C. I. Macaulay1,5, D. Beckett2, K. Braithwaite3, D. Bliefnick3 and B. Philps4
1Isotope
Geosciences Unit, Scottish Universities Research and Reactor Centre, East Kilbride
G75 0QF.
2BG
International, 100 Thames Valley Park Drive, Reading, Berkshire RG6 1PT.
3BG
Technology, Gas Research and Technology Centre, Ashby Road, Loughborough, Leicestershire
LE11 3GR.
4Royal
School of Mines, Imperial College, London SW7 2BP.
5
Corresponding author: email Calum.Macaulay@glg.ed.ac.uk
Present
address: Department of Geology and Geophysics, University of Edinburgh, Grant
Institute, West Mains Road, Edinburgh EH9 3JW.
The
hydrocarbon reservoir of the Hasdrubal field (offshore Tunisia) lies within
the Eocene El Garia Formation. This formation was deposited on a shallow north-
to NE-facing ramp in the Early Eocene and is composed of a belt of nummulitic
wackestones-grainstones. The nummulitic facies occupies a range of depositional
environments from outer to mid ramp. In addition to Hasdrubal, several other
producing oil- and gasfields have been discovered in the variably dolomitised
El Garia Formation offshore Tunisia.
Cores
from three Hasdrubal wells were examined. Reservoir quality shows a limited
relationship to primary depositional fabric and has been influenced significantly
by compaction and later diagenesis. The highest permeabilities are typically
developed within a dolomitised zone which occurs near the middle of the reservoir
interval across the entire field, and which may follow a primary wackestone
lithofabric (typically 20-30% bulk volume dolomite, with porosities of 15-22%
and permeabilities of 1-30mD). Fractures, particularly in zones surrounding
faults, have resulted in enhanced permeabilities.
Combined
results of isotope (?18O -5.0 to -7.3PDB) and fluid inclusion (Th 80-90°C)

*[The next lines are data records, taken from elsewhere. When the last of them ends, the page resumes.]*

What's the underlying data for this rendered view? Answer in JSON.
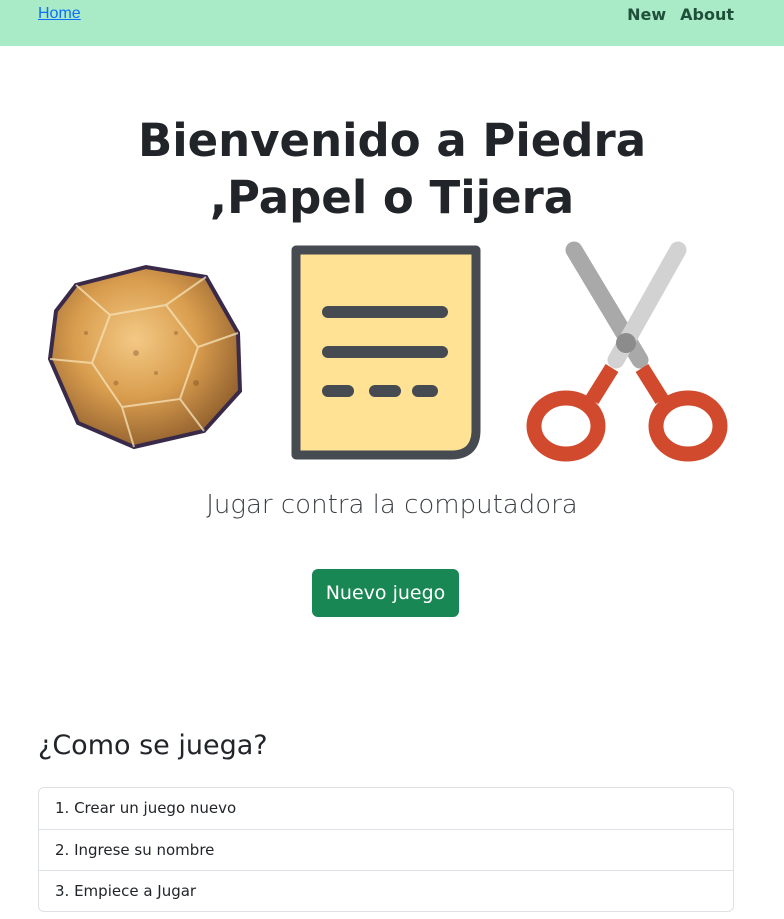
{
  "nav": {
    "home_label": "Home",
    "new_label": "New",
    "about_label": "About",
    "background": "#a9ebc7"
  },
  "hero": {
    "title": "Bienvenido a Piedra ,Papel o Tijera",
    "images": [
      "rock-illustration",
      "paper-document-icon",
      "scissors-icon"
    ],
    "subtitle": "Jugar contra la computadora",
    "button_label": "Nuevo juego",
    "button_color": "#198754"
  },
  "how_to_play": {
    "title": "¿Como se juega?",
    "steps": [
      "1. Crear un juego nuevo",
      "2. Ingrese su nombre",
      "3. Empiece a Jugar"
    ]
  }
}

analyses of dolomites from this dolomitised zone indicate that matrix dolomites
are burial diagenesis cements. Dolomitisation of the reservoir was a "closed
system" event and was not the result of major fluid flow or mixing. Magnesium
ions for dolomitisation were derived from the transformation of high-Mg to low-Mg
calcite in nummulite tests within the reservoir facies.
Our
analyses indicate that calcite cements were precipitated at temperatures of
up to almost 150°C in primary and secondary pores and in variably-sealed fractures.
Fracture lining and filling cements show a range of ?18O values, which suggests
that the fractures acted as fluid conduits over a range of temperatures during
burial diagenesis. Fracture densities measured in core increase rapidly close
to seismically-resolvable faults in the reservoir facies. Fracturing probably
resulted in the leakage of hydrocarbons through the Compact Micrite Formation
seal which overlies the accumulation, as well as facilitating the ingress of
hot fluids from stratigraphically deeper levels in the basin.